3. Check this Linux command chmod


* Some part of this document is gathered from an article by Eddie Machaalani, for further information click here.

I set up everything following the instructions but I still cannot connect to the server.

If you follow the instructions correctly but you still cannot connect to the server, usually it might happen when you use the wireless network, or maybe because of some firewall problem.



How can I setup username/password access? (requirement: knowledge of UNIX command line and SSH connection)

CAUTON: if your account gets hacked into, you will lose data and if they use your account to do further damage to the network you could end up loosing account privileges.

Setting up password protection requires two steps:

1. Create a password file using the htpasswd program
2. Create (or modify) an .htaccess file to work with the password file

Using htpasswd
htpasswd is a UNIX utility used to create user name and passwords for use in authenticating access to a directory (under the public_html directory).
htpasswd is used as follows:


htpasswd [-c] password_file username

The -c option flag is only used the first time as it creates the password file and subsequent use will delete any existing password file and replace it with a new one. If you have previously created a password file simply do not use the -c option flag.
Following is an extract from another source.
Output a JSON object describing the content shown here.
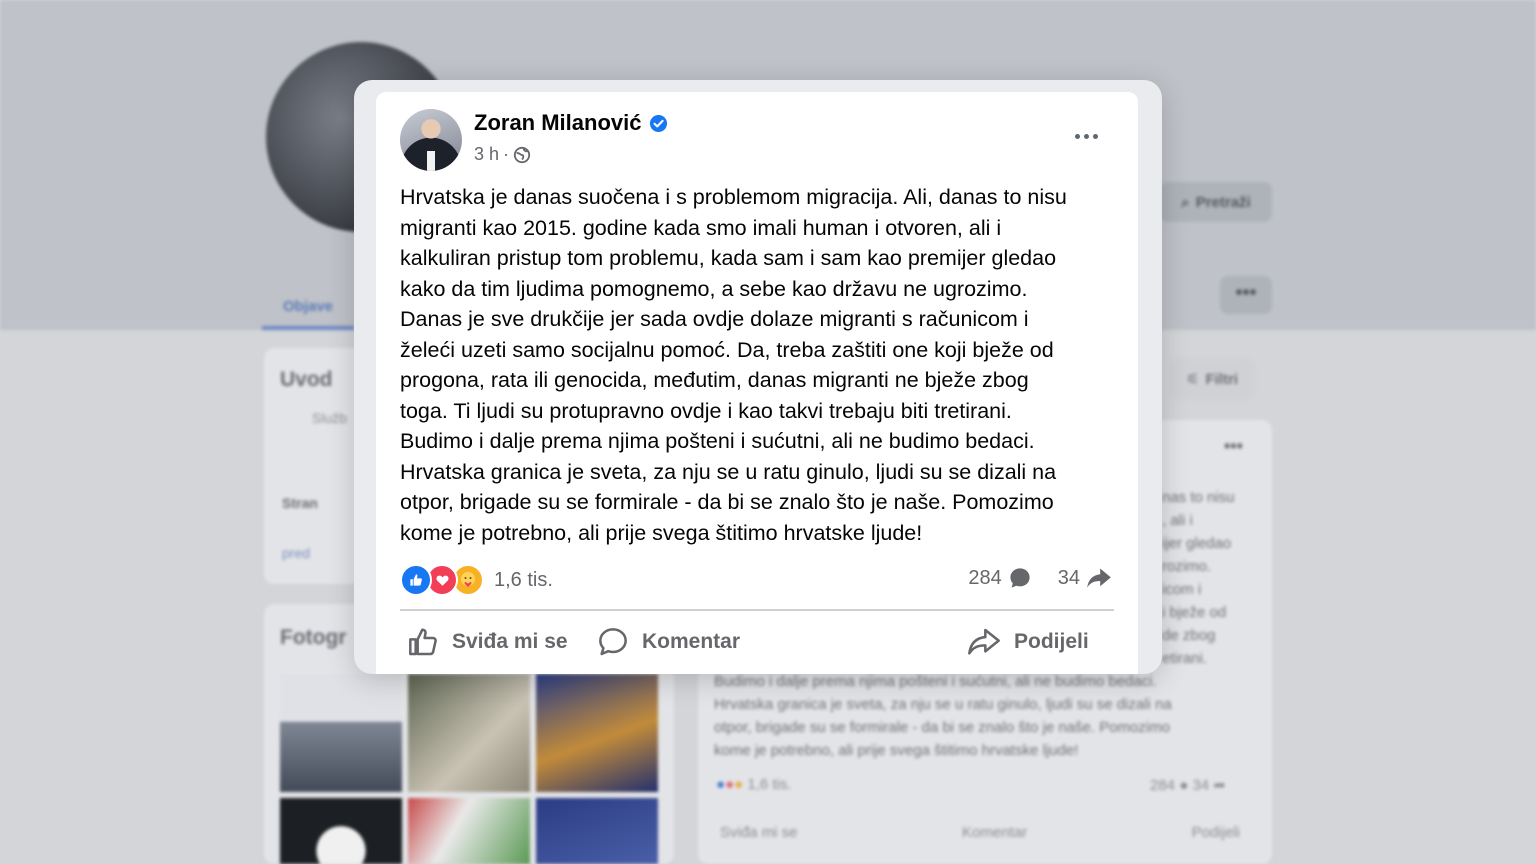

password_file refers to the pathway and name of the file you will use to store your password information in. There are no restrictions on the name you give the password file, however, the accepted convention is .htpasswd

Example:
To create a password file named .htpasswd in a directory '/public_html/restricted' for a user named 'guest', you would type the following:

htpasswd -c /public_html/restricted/.htpasswd guest

Once you hit enter, you will be prompted to enter a new password for 'guest' and then confirm the password by entering it again. This process places the selected password into the .htpasswd file in encrypted form. Check it out. The password is encrypted to protect it from prying eyes. However if your password isn't a good one, then someone may be able to grab a copy of the .htpasswd file and crack your password!
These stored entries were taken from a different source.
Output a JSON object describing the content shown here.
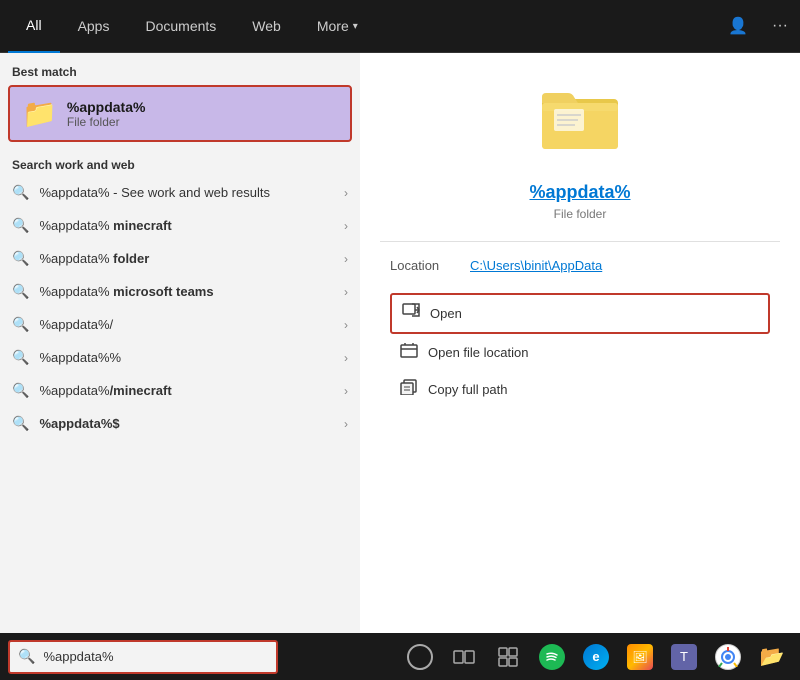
{
  "nav": {
    "tabs": [
      {
        "id": "all",
        "label": "All",
        "active": true
      },
      {
        "id": "apps",
        "label": "Apps"
      },
      {
        "id": "documents",
        "label": "Documents"
      },
      {
        "id": "web",
        "label": "Web"
      },
      {
        "id": "more",
        "label": "More",
        "hasArrow": true
      }
    ],
    "person_icon": "👤",
    "more_icon": "···"
  },
  "left": {
    "best_match_label": "Best match",
    "best_match": {
      "icon": "📁",
      "title": "%appdata%",
      "subtitle": "File folder"
    },
    "search_web_label": "Search work and web",
    "results": [
      {
        "text_normal": "%appdata%",
        "text_bold": " - See work and web results"
      },
      {
        "text_bold": "%appdata%",
        "text_normal": " minecraft"
      },
      {
        "text_bold": "%appdata%",
        "text_normal": " folder"
      },
      {
        "text_bold": "%appdata%",
        "text_normal": " microsoft teams"
      },
      {
        "text_normal": "%appdata%/",
        "text_bold": ""
      },
      {
        "text_bold": "%appdata%%",
        "text_normal": ""
      },
      {
        "text_bold": "%appdata%",
        "text_normal": "/minecraft"
      },
      {
        "text_bold": "%appdata%$",
        "text_normal": ""
      }
    ]
  },
  "right": {
    "folder_icon": "📁",
    "title": "%appdata%",
    "subtitle": "File folder",
    "location_label": "Location",
    "location_value": "C:\\Users\\binit\\AppData",
    "actions": [
      {
        "id": "open",
        "label": "Open",
        "icon": "⬜",
        "highlighted": true
      },
      {
        "id": "open-file-location",
        "label": "Open file location",
        "icon": "📄"
      },
      {
        "id": "copy-full-path",
        "label": "Copy full path",
        "icon": "📋"
      }
    ]
  },
  "taskbar": {
    "search_value": "%appdata%",
    "search_placeholder": "%appdata%",
    "icons": [
      {
        "id": "search",
        "symbol": "⊙"
      },
      {
        "id": "taskview",
        "symbol": "❑"
      },
      {
        "id": "widgets",
        "symbol": "⊞"
      },
      {
        "id": "spotify",
        "symbol": "🎵"
      },
      {
        "id": "edge",
        "symbol": "🌐"
      },
      {
        "id": "photos",
        "symbol": "🖼"
      },
      {
        "id": "teams",
        "symbol": "💬"
      },
      {
        "id": "chrome",
        "symbol": "🔵"
      },
      {
        "id": "fileexplorer",
        "symbol": "📂"
      }
    ]
  }
}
Adding Users & Changing Passwords

To add new users follow the above procedure without using the -c option flag.
Example:

htpasswd /public_html/restricted/.htpasswd nobody

Again DO NOT USE the -c option flag.
To change a password (which should be done periodically) we again use htpasswd:
Example:


htpasswd /public_html/restricted/.htpasswd guest

You will again be prompted to enter the new passwords. htpasswd does not provide a way to remove users from your password file. We suggest two methods change their password or open the .htpasswd file and delete the line that their user name appears on.

Choosing Passwords
DO NOT USE your UNIX login password as your web htaccess password. Here is why, these passwords are sent over an HTTP connection as unencrypted text which makes them vulnerable to sniffing. Additionally HTTP send the unencrypted password with EVERY request, in contrast with protocols like telnet that only send the password unencrypted once (this is why we strongly suggest SSH). So again you have been warned, if your account gets hacked into you will lose data and if they use your account to do further damage to the network you could end up loosing account privileges.

Modifying .htaccess
Now that the user name and password have been created and saved we need to activate them. Every directory that you created an .htpasswd file for needs to have a .htaccess file with the following entry:

AuthName "restricted stuff"  AuthType Basic  AuthUserFile /www/foo/.htpasswd    require valid-user

The first directive, AuthName, specifies a realm name for this protection. Once a user has entered a valid username and password, any other resources within the same realm name can be accessed with the same username and password.

• The AuthType directive tells the server to use the Basic method for authentication (default).
• Require valid-user tells the server that any username/password pair in the .htpasswd file can be used to access this directory. However, it is possible to limit access to only certain users:

  require user guest nobody

This will only allow users guest and nobody access to the directory. Any other users would be denied access to the directory even though they may appear in the .htpasswd file.